Summary and Analysis Book Three: Chapter XXVIII

 

Summary

The ambulance drivers retreat from the enemy attack in a long, slow-moving column of vehicles. They pick up two Italian engineer-sergeants and two teenage girls. Falling asleep in the car, Lieutenant Henry dreams of Catherine Barkley. Finally, the ambulances pull off the main road and stop at an abandoned farmhouse, where Henry and the others scavenge breakfast.

Analysis

In Hemingway's description of the retreat from Caporetto, he focuses on the concrete and specific: a sewing machine in the back of a cart, for instance.

In terms of the narrative, the two Italian sergeants picked up by one of the ambulances will prove central in the story to come. Innocuous-seeming at first, they begin to appear sinister at chapter's end, when it appears they haven't shared their breakfast with the others at the abandoned farmhouse. Lieutenant Henry's alienation from the cause is emphasized by the sergeants' disbelief that he is not Italian-American. Instead he is described as "North American English," which reminds the reader of his bond with the British Catherine Barkley. Indeed, Lieutenant Henry thinks and then dreams of her, a reminder of the novel's love angle as well as a recapitulation of the Joycean stream-of-consciousness style that Hemingway employs periodically.

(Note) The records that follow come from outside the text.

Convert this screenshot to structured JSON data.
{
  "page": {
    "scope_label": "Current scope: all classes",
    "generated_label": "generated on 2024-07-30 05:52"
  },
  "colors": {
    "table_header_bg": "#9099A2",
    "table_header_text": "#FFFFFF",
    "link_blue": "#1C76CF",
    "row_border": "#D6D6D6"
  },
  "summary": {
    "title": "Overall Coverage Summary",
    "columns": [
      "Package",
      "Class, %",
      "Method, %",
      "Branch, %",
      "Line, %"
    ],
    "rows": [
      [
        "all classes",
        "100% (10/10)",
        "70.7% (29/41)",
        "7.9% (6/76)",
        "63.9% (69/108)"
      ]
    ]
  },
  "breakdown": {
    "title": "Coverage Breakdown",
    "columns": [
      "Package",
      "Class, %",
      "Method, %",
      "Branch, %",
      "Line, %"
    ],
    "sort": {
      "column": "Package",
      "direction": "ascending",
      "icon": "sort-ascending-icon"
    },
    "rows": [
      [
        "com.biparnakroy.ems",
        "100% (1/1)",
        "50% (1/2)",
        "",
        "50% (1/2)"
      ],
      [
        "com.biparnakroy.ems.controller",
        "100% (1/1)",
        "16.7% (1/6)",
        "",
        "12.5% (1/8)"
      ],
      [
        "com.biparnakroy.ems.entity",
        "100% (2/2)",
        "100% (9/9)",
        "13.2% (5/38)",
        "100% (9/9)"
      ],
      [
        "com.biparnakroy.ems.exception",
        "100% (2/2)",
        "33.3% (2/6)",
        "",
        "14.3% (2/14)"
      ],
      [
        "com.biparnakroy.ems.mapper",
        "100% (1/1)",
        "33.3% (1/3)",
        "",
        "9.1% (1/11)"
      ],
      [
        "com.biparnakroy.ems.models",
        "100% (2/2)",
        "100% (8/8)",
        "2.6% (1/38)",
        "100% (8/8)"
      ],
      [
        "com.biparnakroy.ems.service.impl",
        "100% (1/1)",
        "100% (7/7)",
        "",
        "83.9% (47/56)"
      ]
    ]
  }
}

"A retreat was no place for two virgins," Henry tells the reader, subtly reminding us of Hemingway's love-sex-war-death continuum. Someone with no sexual experience is especially vulnerable in wartime, the writer seems to be telling us. Of course, everyone is vulnerable, as Henry reminds the reader mid-way through the chapter; if the weather clears, a slow-moving column of vehicles will be pitifully unprotected from the bombs of enemy planes. From the safety and security of the American hospital in Milan, we have been transported in a few short chapters to a life-and-death situation.

Glossary

Sorella (Italian) sister.

"Blow, blow, ye western wind . . . Christ, that my love were in my arms and I in my bed again. That my love Catherine. That my sweet love Catherine down might rain. Blow her again to me." Falling asleep in the cab of the ambulance, Lieutenant Henry recites to himself a garbled version of a poem from the sixteenth century, the author of which is unknown. The best-known lines from this poem are as follows: "O Western wind, when wilt thou blow,/That the small rain down can rain?/Christ, that my love were in my arms/And I in my bed again!" Note the portentous rain imagery.